While range hoods are a good idea in theory, studies show that many range hoods don’t function very well. Berkeley Lab found that some range hoods capture as little as 14% of pollutants generated by cooking.
Problems with range hoods
There are three problems that limit the effectiveness of a kitchen range hood:
- Wrong size. Many hoods aren’t large enough to cover the front burners on the cooktop above which they are installed. Another problem is range hoods are often placed too high.
- Wrong fan. An effective range hood should move at least 340 cubic meters of air per hour (m3/h). However, a fan that is too powerful (some popular models are rated well over 1529 m3/h) may create backdrafting of carbon monoxide and other gases from furnaces, water heaters and other appliances in the home. These powerful range hoods require a “makeup air” system that adds fresh air back into the house to prevent backdrafting.
- No exhaust. So-called “recirculating” range hoods simply vent the air right back into the room instead of exhausting pollutants outside. Also known as “ductless” systems, these range hoods may contain a replaceable charcoal or metal filter but offer little protection against most pollutants.

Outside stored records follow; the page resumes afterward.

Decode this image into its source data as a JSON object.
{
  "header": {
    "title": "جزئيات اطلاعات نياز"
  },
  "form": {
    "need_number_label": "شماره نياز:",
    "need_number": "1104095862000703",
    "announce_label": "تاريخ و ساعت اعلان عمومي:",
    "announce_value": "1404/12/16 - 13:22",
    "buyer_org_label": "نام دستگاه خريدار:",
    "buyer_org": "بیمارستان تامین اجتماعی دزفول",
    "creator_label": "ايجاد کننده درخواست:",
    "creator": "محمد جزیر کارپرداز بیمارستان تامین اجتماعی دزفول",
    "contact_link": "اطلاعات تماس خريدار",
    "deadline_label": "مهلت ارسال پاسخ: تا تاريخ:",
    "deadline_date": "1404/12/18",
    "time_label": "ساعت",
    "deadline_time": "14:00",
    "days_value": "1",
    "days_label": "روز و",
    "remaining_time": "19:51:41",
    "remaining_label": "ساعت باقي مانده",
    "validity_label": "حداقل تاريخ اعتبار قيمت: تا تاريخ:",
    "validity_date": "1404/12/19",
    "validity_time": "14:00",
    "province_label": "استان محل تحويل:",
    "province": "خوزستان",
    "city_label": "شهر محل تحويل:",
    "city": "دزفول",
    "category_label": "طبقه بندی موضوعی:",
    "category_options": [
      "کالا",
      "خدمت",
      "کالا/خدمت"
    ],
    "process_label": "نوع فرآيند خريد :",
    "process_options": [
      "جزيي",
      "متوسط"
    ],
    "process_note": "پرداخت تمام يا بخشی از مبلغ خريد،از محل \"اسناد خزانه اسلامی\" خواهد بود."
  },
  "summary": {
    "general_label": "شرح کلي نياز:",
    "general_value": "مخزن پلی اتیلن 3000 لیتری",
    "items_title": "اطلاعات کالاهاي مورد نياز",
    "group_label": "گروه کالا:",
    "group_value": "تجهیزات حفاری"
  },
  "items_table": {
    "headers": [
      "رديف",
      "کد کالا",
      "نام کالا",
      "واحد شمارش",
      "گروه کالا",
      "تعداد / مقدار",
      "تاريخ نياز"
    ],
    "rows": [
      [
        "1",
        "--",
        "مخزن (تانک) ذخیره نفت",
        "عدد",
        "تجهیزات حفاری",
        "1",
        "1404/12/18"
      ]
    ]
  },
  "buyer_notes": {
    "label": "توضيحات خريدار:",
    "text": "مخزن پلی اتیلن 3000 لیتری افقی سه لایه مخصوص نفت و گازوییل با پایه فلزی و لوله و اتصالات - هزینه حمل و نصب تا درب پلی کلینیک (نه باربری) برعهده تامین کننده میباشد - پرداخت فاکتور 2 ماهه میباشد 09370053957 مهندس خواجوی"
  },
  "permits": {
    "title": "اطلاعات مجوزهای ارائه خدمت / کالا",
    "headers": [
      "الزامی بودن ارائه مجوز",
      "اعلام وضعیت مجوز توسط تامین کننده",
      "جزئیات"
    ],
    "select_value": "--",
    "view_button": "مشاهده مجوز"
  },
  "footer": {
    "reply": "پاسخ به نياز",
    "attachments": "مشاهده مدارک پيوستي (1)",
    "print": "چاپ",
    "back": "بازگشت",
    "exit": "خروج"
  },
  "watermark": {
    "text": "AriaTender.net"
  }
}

Tips for selecting the right range hood
By choosing the right range hood and using it properly, you can dramatically improve the indoor air quality throughout your home. Here are a few tips:
- Look for a range hood that covers the entire cooking surface. A range that is 7.5-15 centimeters wider than the cooktop will allow for extra coverage and protection.
- Shop for a fan that is powerful, but not too powerful. If possible, avoid oversized hoods that can generate up to 1529 m3/h and cause backdrafting, unless a makeup air system is being installed.
- Choose a hood with a hollow shape for collecting smoke and gases as they are released. Combined with outside exhausting and the right fan efficiency, this will dramatically improve the capture rate.
A few simple cooking techniques will also help improve the air quality in your kitchen. Whenever possible, cook foods over the back burners. This is because range hoods offer greater coverage in the back. Also, always be sure to turn the range hood fan on when cooking.
By installing and using the right range hood and by cooking over the back burners whenever possible, your kitchen can be a source of culinary pleasure instead of indoor air pollution.